Saya pernah berkata pada teman dekat saya, “Bagaimana ya fenomena
orang yang mahir membaca Quran tapi maksiat tetap jalan?”
“Bukankah keterampilan beragama bisa jadi berbeda dengan pemahaman
ketuhanan?”
Kadang saya suka merenung.
“Apa sih hakikat hidup beragama?”
“Kok bisa ya ada orang yang
sangat baik, suka bersedekah, rajin salat tapi pemahaman tentang teori tentang agama sangat rendah.”

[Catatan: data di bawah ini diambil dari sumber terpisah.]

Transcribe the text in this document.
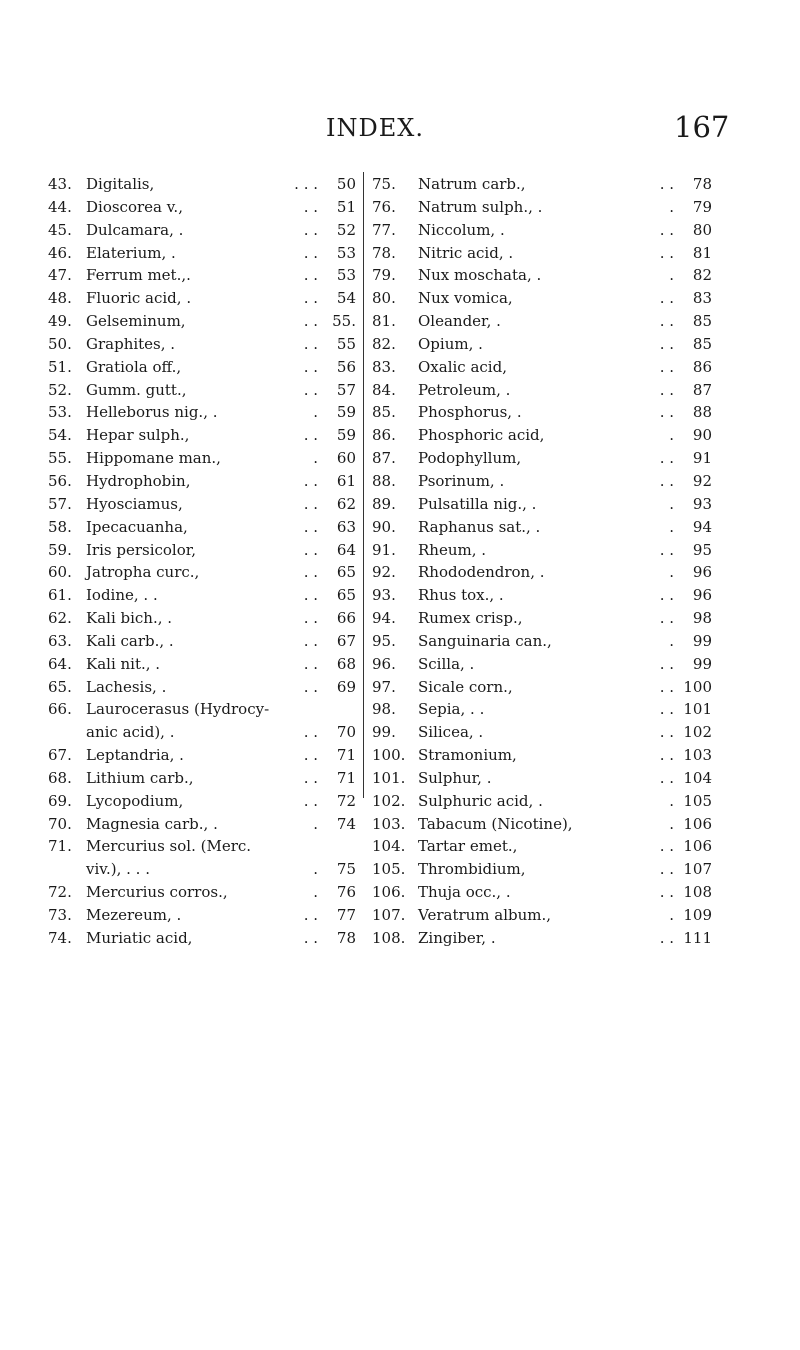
INDEX.	167
43. Digitalis,	. . . 50
44. Dioscorea v.,	. . 51
45. Dulcamara, .	. . 52
46. Elaterium, .	. . 53
47. Ferrum met.,.	. . 53
48. Fluoric acid, .	. . 54
49. Gelseminum,	. . 55.
50. Graphites, .	. . 55
51. Gratiola off.,	. . 56
52. Gumm. gutt.,	. . 57
53. Helleborus nig., .	. 59
54. Hepar sulph.,	. . 59
55. Hippomane man.,	. 60
56. Hydrophobin,	. . 61
57. Hyosciamus,	. . 62
58. Ipecacuanha,	. . 63
59. Iris persicolor,	. . 64
60. Jatropha curc.,	. . 65
61. Iodine, . .	. . 65
62. Kali bich., .	. . 66
63. Kali carb., .	. . 67
64. Kali nit., .	. . 68
65. Lachesis, .	. . 69
66. Laurocerasus (Hydrocy-
anic acid), .	. . 70
67. Leptandria, .	. . 71
68. Lithium carb.,	. . 71
69. Lycopodium,	. . 72
70. Magnesia carb., .	. 74
71. Mercurius sol. (Merc.
viv.), . . .	. 75
72. Mercurius corros.,	. 76
73. Mezereum, .	. . 77
74. Muriatic acid,	. . 78
75. Natrum carb.,	. . 78
76. Natrum sulph., .	. 79
77. Niccolum, .	. . 80
78. Nitric acid, .	. . 81
79. Nux moschata, .	. 82
80. Nux vomica,	. . 83
81. Oleander, .	. . 85
82. Opium, .	. . 85
83. Oxalic acid,	. . 86
84. Petroleum, .	. . 87
85. Phosphorus, .	. . 88
86. Phosphoric acid,	. 90
87. Podophyllum,	. . 91
88. Psorinum, .	. . 92
89. Pulsatilla nig., .	. 93
90. Raphanus sat., .	. 94
91. Rheum, .	. . 95
92. Rhododendron, .	. 96
93. Rhus tox., .	. . 96
94. Rumex crisp.,	. . 98
95. Sanguinaria can.,	. 99
96. Scilla, .	. . 99
97. Sicale corn.,	. . 100
98. Sepia, . .	. . 101
99. Silicea, .	. . 102
100. Stramonium,	. . 103
101. Sulphur, .	. . 104
102. Sulphuric acid, .	. 105
103. Tabacum (Nicotine),	. 106
104. Tartar emet.,	. . 106
105. Thrombidium,	. . 107
106. Thuja occ., .	. . 108
107. Veratrum album.,	. 109
108. Zingiber, .	. . 111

“Bagaimana ya kok ada orang
yang memiliki pemahaman teori tentang agama yang sangat baik, tahu hukum
ini-itu tapi perbuatannya banyak merugikan orang lain
Dan kita tak pernah tahu mana yang lebih
baik.
Pernah suatu kali saya berdiskusi dengan senior saya di tempat kerja. Kata
beliau mempelajari ilmu selain agama adalah mubah, yang wajib adalah ilmu agama
karena itulah yang akan menyelamatkan kita. Waktu itu saya tak memiliki cukup argumen
untuk menanggapi. Namun, bukankah Allah berjanji dalam Al Mujadalah-11 bahwa
Allah akan meninggikan derajat orang yang berilmu. Ya, apa pun ilmu itu, saya
yakin akan mendatangkan keberkahan selama dimanfaatkan untuk kebaikan.
Ada juga orang yang dianggap alay
atau dianggap salah tapi entahlah, mungkin
itu memang menjadi jalan hidupnya. Saya punya teman, sebentar lagi menikah. Namun,
tiba-tiba dia membatalkan pernikahannya, mengembalikan barang lamaran, dan
memutuskan semuanya hanya karena seorang lelaki yang baru ia kenal satu bulan.
Semua orang mungkin menganggap ia jahat, tak berperasaan. Namun, siapa tahu
peristiwa itu justru yang membuat ia semakin berpikir dewasa.
Lain lagi cerita temanku yang lain. Ketika dia bingung memutuskan
untuk memilih pekerjaan. Banyak sekali orang yang menyayangkan dirinya resign dari pekerjaan yang dia anggap
mapan. Tapi, di sanalah sisi kebahagiaan yang sempat hilang dan ia temukan
kembali. Di sana ia banyak belajar kalau yang dianggap prestisius belum tentu
menawarkan kebahagiaan bagi dirinya.
Guys, saya pun semakin
memahami tentang kebenaran-kebenaran fatwa pada era postmodernisme ini. Pada kasus
tertentu kita tak bisa menghakimi dan mengklaim kebenaran begitu mudahnya. Kebenaran
pada hal-hal tertentu memang tak pernah mutlak. Sejatinya dalam kehidupan
manusia, mereka selalu belajar. Belajar dengan mengulang kesalahan kemudian
memahami rumusan kebenaran. Belajar bahwa yang baik menurut orang lain belum
tentu sesuai dengan porsi kebutuhan bagi dirinya. Yah, itulah yang dikatakan
perjalanan spiritual manusia. sebuah perjalanan untuk menemukan rumusan hidup dan
kehidupan yang terbaik bagi dirinya. Rumusan spiritual yang mendamaikan
dirinya.
Pada sebuah percakapan tadi siang, hati saya pun kembali berdesir. Sebuah
desiran yang mengingatkan saya pada perjalanan spiritual.
“Dik, terima kasih, sejak mengenalmu saya semakin ingin menyempurnakan
salat saya.”
“Maksudnya?”
“Saya malu, saya memiliki pemahaman teori tentang agama yang jauh
lebih baik dari kamu tapi kamu memiliki pemahaman ketuhanan yang lebih baik
dari saya. Berkat kamu, saya paham apa arti saling melengkapi. Semoga Tuhan
meridai kita dan memantapkan kita untuk selalu meluruskan niat.”
Aamiin.
Aaah pada lain kesempatan
pun saya teringat obrolan ibu-ibu rumpi.
“Eh ini kok gini ya harusnya gini gini gini, itu kan salah. Bal bla bla bla.”
“Sebagai orang lain, kita memang hanya memiliki kapasitas untuk
berkomentar. Biarlah apa yang dia lakukan (yang dianggap salah) kelak menjadi
sebuah perjalanan spiritualnya, untuk menemukan rumusan terbaik dalam hidupnya,”
tutup saya.
Semarang, 22 Februari 2015
Setelah usia 25, sebuah perjalanan spiritual yang menakjubkan.